Wages shall be linked to production, bridging income gaps and establishing a minimum wage that would guarantee decent living standards for all citizens, and a maximum wage in civil service positions with exemptions regulated by law.

Critics: Critics oppose the language indicating that workers’ wages will be tied to their production, believing that it contradicts the principles of workers’ rights established in previous constitutions and the January 25 revolution. They argue that workers may have no control over production and that their wages must be protected from factory or business owners who may abuse the article, which links wages to production.
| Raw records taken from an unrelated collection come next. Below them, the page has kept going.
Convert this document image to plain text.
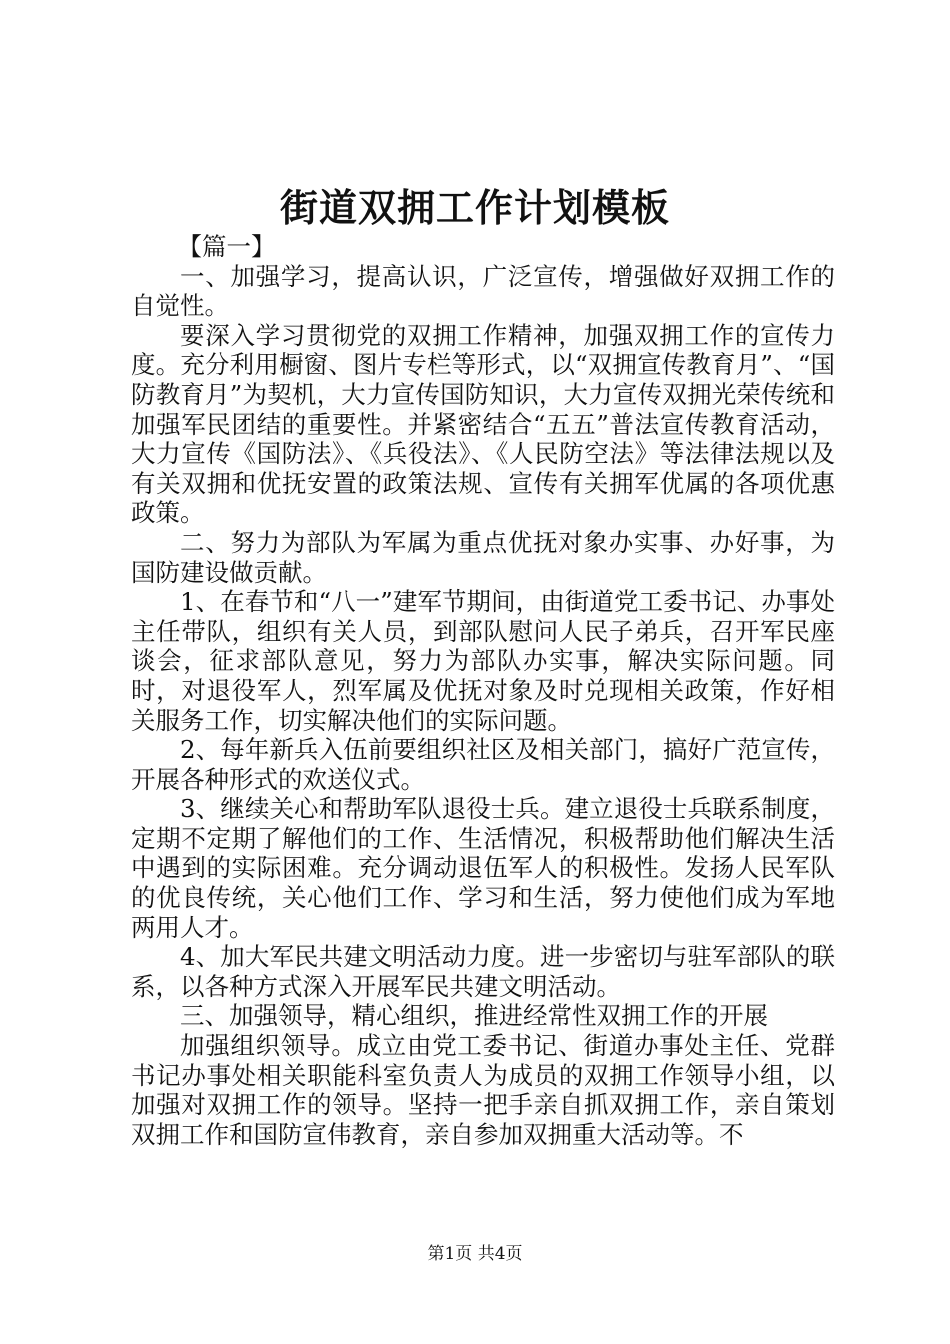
街道双拥工作计划模板

【篇一】

一、加强学习，提高认识，广泛宣传，增强做好双拥工作的自觉性。

要深入学习贯彻党的双拥工作精神，加强双拥工作的宣传力度。充分利用橱窗、图片专栏等形式，以“双拥宣传教育月”、“国防教育月”为契机，大力宣传国防知识，大力宣传双拥光荣传统和加强军民团结的重要性。并紧密结合“五五”普法宣传教育活动，大力宣传《国防法》、《兵役法》、《人民防空法》等法律法规以及有关双拥和优抚安置的政策法规、宣传有关拥军优属的各项优惠政策。

二、努力为部队为军属为重点优抚对象办实事、办好事，为国防建设做贡献。

1、在春节和“八一”建军节期间，由街道党工委书记、办事处主任带队，组织有关人员，到部队慰问人民子弟兵，召开军民座谈会，征求部队意见，努力为部队办实事，解决实际问题。同时，对退役军人，烈军属及优抚对象及时兑现相关政策，作好相关服务工作，切实解决他们的实际问题。

2、每年新兵入伍前要组织社区及相关部门，搞好广范宣传，开展各种形式的欢送仪式。

3、继续关心和帮助军队退役士兵。建立退役士兵联系制度，定期不定期了解他们的工作、生活情况，积极帮助他们解决生活中遇到的实际困难。充分调动退伍军人的积极性。发扬人民军队的优良传统，关心他们工作、学习和生活，努力使他们成为军地两用人才。

4、加大军民共建文明活动力度。进一步密切与驻军部队的联系，以各种方式深入开展军民共建文明活动。

三、加强领导，精心组织，推进经常性双拥工作的开展

加强组织领导。成立由党工委书记、街道办事处主任、党群书记办事处相关职能科室负责人为成员的双拥工作领导小组，以加强对双拥工作的领导。坚持一把手亲自抓双拥工作，亲自策划双拥工作和国防宣伟教育，亲自参加双拥重大活动等。不

第1页 共4页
Supporters: Defenders of this article argue that it establishes comprehensive guarantees for workers’ rights and goes further than any previous constitution. They add that it only makes sense to tie a worker’s wage to his or her productivity and that it should not be a point of controversy. They also point out that the article establishes the basis for legislation to determine minimum and maximum wages, which was a key demand of the revolution and will further protect workers from abuse.

Article 53

Trade unions are regulated by law and managed on a democratic basis, the accountability of their members subject to professional codes of ethics. One trade union is allowed per profession.

Authorities may not disband the boards of trade unions except with a court order, and may not place them under sequestration.

Critics: Critics argue against the limitation of one trade union per profession, which they say is an effort by the state to only allow government-friendly trade unions to operate. This sensitivity is due to the former regime’s long-standing strategy of breaking up active trade unions and only allowing the operation of unions that had been infiltrated by ruling party members and allies.

Supporters: Defenders of this article believe that it protects trade unions from harassment and any other interference by the state, as was the case during the old regime, by requiring a court order for any actions to be taken against a trade union.

Article 64

Work is a right, duty and honor for every citizen, guaranteed by the State on the basis of the principles of equality, justice and equal opportunities.

There shall be no forced labor except in accordance with law.

Public employees shall work in the service of the people. The State shall employ citizens on the basis of merit, without nepotism or mediation. Any violation is a crime punishable by law.

The State guarantees for every worker the right to fair pay, vacation, retirement and social security, healthcare, protection against occupational hazards, and the application of occupational safety conditions in the workplace, as prescribed by law.

Workers may not be dismissed except in the cases prescribed by law.

The right to peaceful strike is regulated by law.

Critics: Critics argue that forced labor should never be allowed under any condition, with or without a law.

Supporters: Defenders of this article believe that it guarantees fundamental workers’ rights and unprecedented protections and that the critics ignore the gains for workers and instead make unfounded and exaggerated allegations.